Posture. To rest with the torso in an upright position and the body supported largely on the buttocks.
Usage: The manner of sitting at a conference table, e.g., transmits information about one's status (mental, physical, and social), feelings, and unvoiced opinions, attitudes, and moods.
Primatology. Sitting is the usually favored position of primates.
Salesmanship. "Do not wait to be asked to be seated" (Delmar 1984:42).

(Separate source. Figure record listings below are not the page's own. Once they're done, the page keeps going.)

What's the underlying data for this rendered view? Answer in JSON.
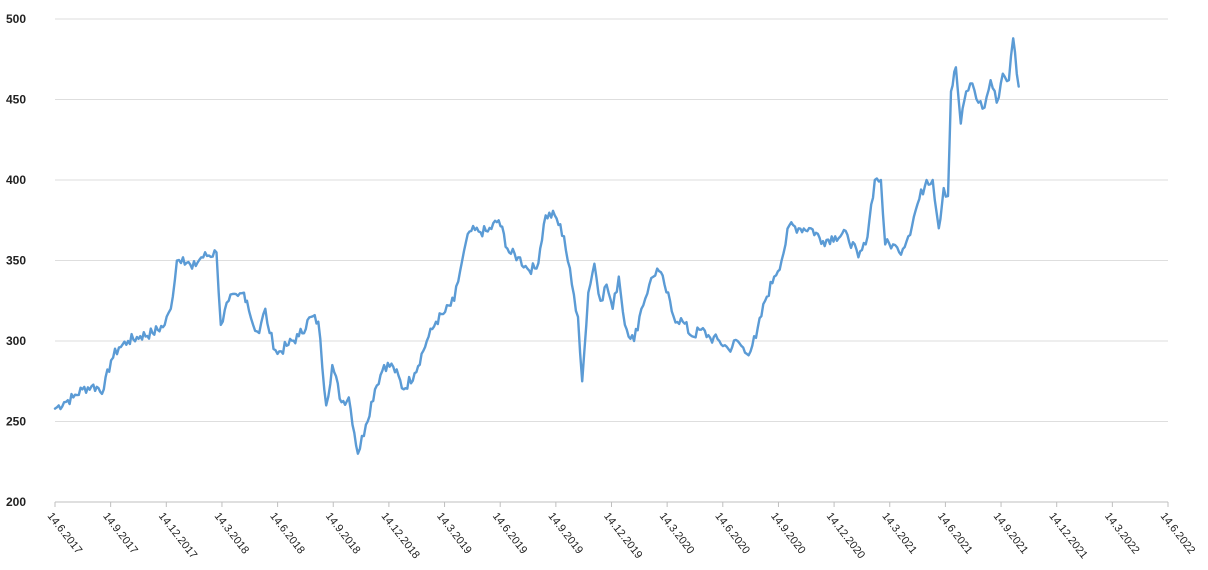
{
  "chart_data": {
    "type": "line",
    "title": "",
    "xlabel": "",
    "ylabel": "",
    "ylim": [
      200,
      500
    ],
    "y_ticks": [
      "200",
      "250",
      "300",
      "350",
      "400",
      "450",
      "500"
    ],
    "x_ticks": [
      "14.6.2017",
      "14.9.2017",
      "14.12.2017",
      "14.3.2018",
      "14.6.2018",
      "14.9.2018",
      "14.12.2018",
      "14.3.2019",
      "14.6.2019",
      "14.9.2019",
      "14.12.2019",
      "14.3.2020",
      "14.6.2020",
      "14.9.2020",
      "14.12.2020",
      "14.3.2021",
      "14.6.2021",
      "14.9.2021",
      "14.12.2021",
      "14.3.2022",
      "14.6.2022"
    ],
    "grid": true,
    "legend": "none",
    "series_color": "#5b9bd5",
    "x_unit": "days since 14.6.2017",
    "series": [
      {
        "values": [
          [
            0,
            258
          ],
          [
            15,
            262
          ],
          [
            30,
            265
          ],
          [
            45,
            270
          ],
          [
            60,
            272
          ],
          [
            80,
            270
          ],
          [
            92,
            288
          ],
          [
            105,
            296
          ],
          [
            120,
            300
          ],
          [
            140,
            303
          ],
          [
            160,
            305
          ],
          [
            180,
            310
          ],
          [
            190,
            320
          ],
          [
            200,
            350
          ],
          [
            210,
            352
          ],
          [
            225,
            345
          ],
          [
            240,
            352
          ],
          [
            265,
            355
          ],
          [
            272,
            310
          ],
          [
            285,
            325
          ],
          [
            300,
            328
          ],
          [
            310,
            330
          ],
          [
            315,
            325
          ],
          [
            325,
            310
          ],
          [
            335,
            305
          ],
          [
            345,
            320
          ],
          [
            352,
            305
          ],
          [
            365,
            292
          ],
          [
            380,
            297
          ],
          [
            400,
            303
          ],
          [
            420,
            315
          ],
          [
            432,
            312
          ],
          [
            445,
            260
          ],
          [
            455,
            285
          ],
          [
            470,
            262
          ],
          [
            482,
            265
          ],
          [
            497,
            230
          ],
          [
            510,
            248
          ],
          [
            525,
            270
          ],
          [
            540,
            285
          ],
          [
            555,
            284
          ],
          [
            572,
            270
          ],
          [
            590,
            280
          ],
          [
            610,
            300
          ],
          [
            625,
            312
          ],
          [
            640,
            318
          ],
          [
            655,
            325
          ],
          [
            668,
            350
          ],
          [
            680,
            368
          ],
          [
            695,
            368
          ],
          [
            710,
            368
          ],
          [
            728,
            375
          ],
          [
            745,
            355
          ],
          [
            760,
            352
          ],
          [
            775,
            345
          ],
          [
            790,
            345
          ],
          [
            805,
            378
          ],
          [
            820,
            378
          ],
          [
            835,
            365
          ],
          [
            848,
            335
          ],
          [
            858,
            315
          ],
          [
            865,
            275
          ],
          [
            875,
            330
          ],
          [
            885,
            348
          ],
          [
            895,
            325
          ],
          [
            905,
            335
          ],
          [
            915,
            320
          ],
          [
            925,
            340
          ],
          [
            935,
            310
          ],
          [
            950,
            300
          ],
          [
            962,
            320
          ],
          [
            975,
            335
          ],
          [
            988,
            345
          ],
          [
            1000,
            335
          ],
          [
            1015,
            315
          ],
          [
            1030,
            312
          ],
          [
            1045,
            303
          ],
          [
            1060,
            307
          ],
          [
            1075,
            302
          ],
          [
            1090,
            300
          ],
          [
            1105,
            295
          ],
          [
            1120,
            300
          ],
          [
            1135,
            292
          ],
          [
            1150,
            302
          ],
          [
            1165,
            325
          ],
          [
            1180,
            340
          ],
          [
            1192,
            350
          ],
          [
            1205,
            372
          ],
          [
            1220,
            370
          ],
          [
            1240,
            370
          ],
          [
            1260,
            362
          ],
          [
            1280,
            365
          ],
          [
            1300,
            366
          ],
          [
            1318,
            352
          ],
          [
            1330,
            360
          ],
          [
            1345,
            400
          ],
          [
            1355,
            400
          ],
          [
            1362,
            360
          ],
          [
            1375,
            360
          ],
          [
            1385,
            355
          ],
          [
            1400,
            365
          ],
          [
            1415,
            385
          ],
          [
            1430,
            400
          ],
          [
            1440,
            400
          ],
          [
            1450,
            370
          ],
          [
            1458,
            395
          ],
          [
            1465,
            390
          ],
          [
            1470,
            455
          ],
          [
            1478,
            470
          ],
          [
            1486,
            435
          ],
          [
            1495,
            455
          ],
          [
            1505,
            460
          ],
          [
            1515,
            448
          ],
          [
            1525,
            445
          ],
          [
            1535,
            462
          ],
          [
            1545,
            448
          ],
          [
            1555,
            466
          ],
          [
            1565,
            462
          ],
          [
            1572,
            488
          ],
          [
            1581,
            458
          ]
        ]
      }
    ]
  }
}
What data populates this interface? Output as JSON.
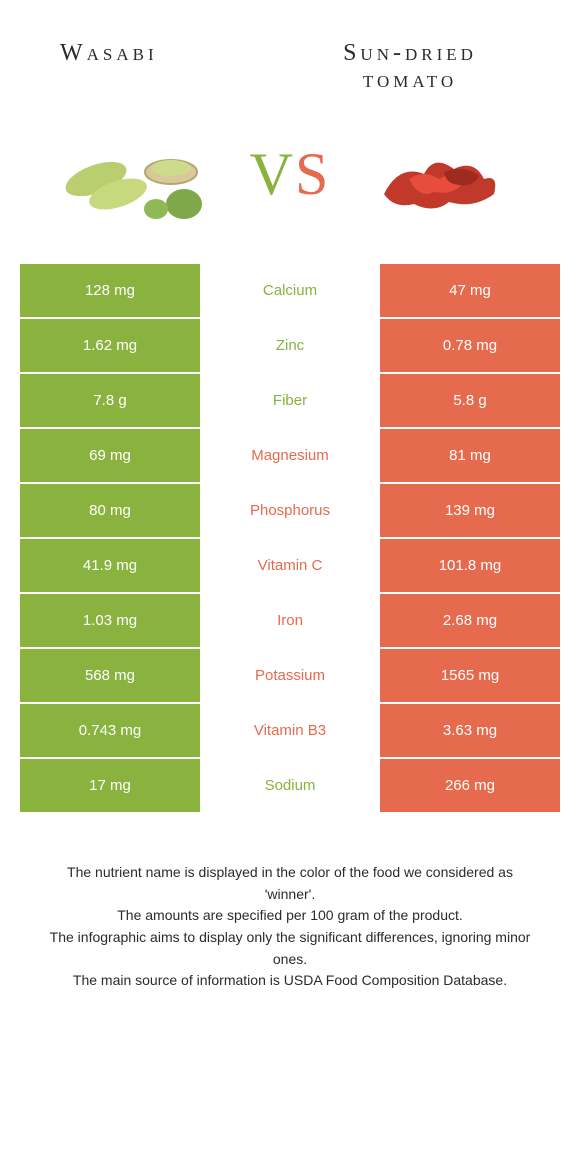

RESEARCH REPORTS: 1. The most detailed research on sitting positions is by the anthropologist Gordon W. Hewes (1957). 2. Male, North-American college students express uneasiness with changes in sitting posture (e.g., by assuming a more direct body orientation; Vrugt, Anneke, and Kerkstra 1984). 3. Female, North-American college students show uneasiness by sitting still and arm-crossing (Vrugt, Anneke, and Kerkstra 1984). 4. In chairs and couches, a. ankle-ankle legs cross ("I am politely relaxed"; worldwide), b. knee-knee legs cross ("I am very relaxed"; worldwide), c. ankle-knee legs cross ("I am assertively relaxed"; widespread), and d. legs twine ("I am slinkily relaxed"; widespread) have been identified as typical human sitting postures (Morris 1994:152-54).
Neuro-notes: As consumer products, couches are designed to recall the primate lap's protopathic softness, and to stimulate pleasure areas for grooming, childcare, and sexuality in the mammalian brain's cingulate gyrus.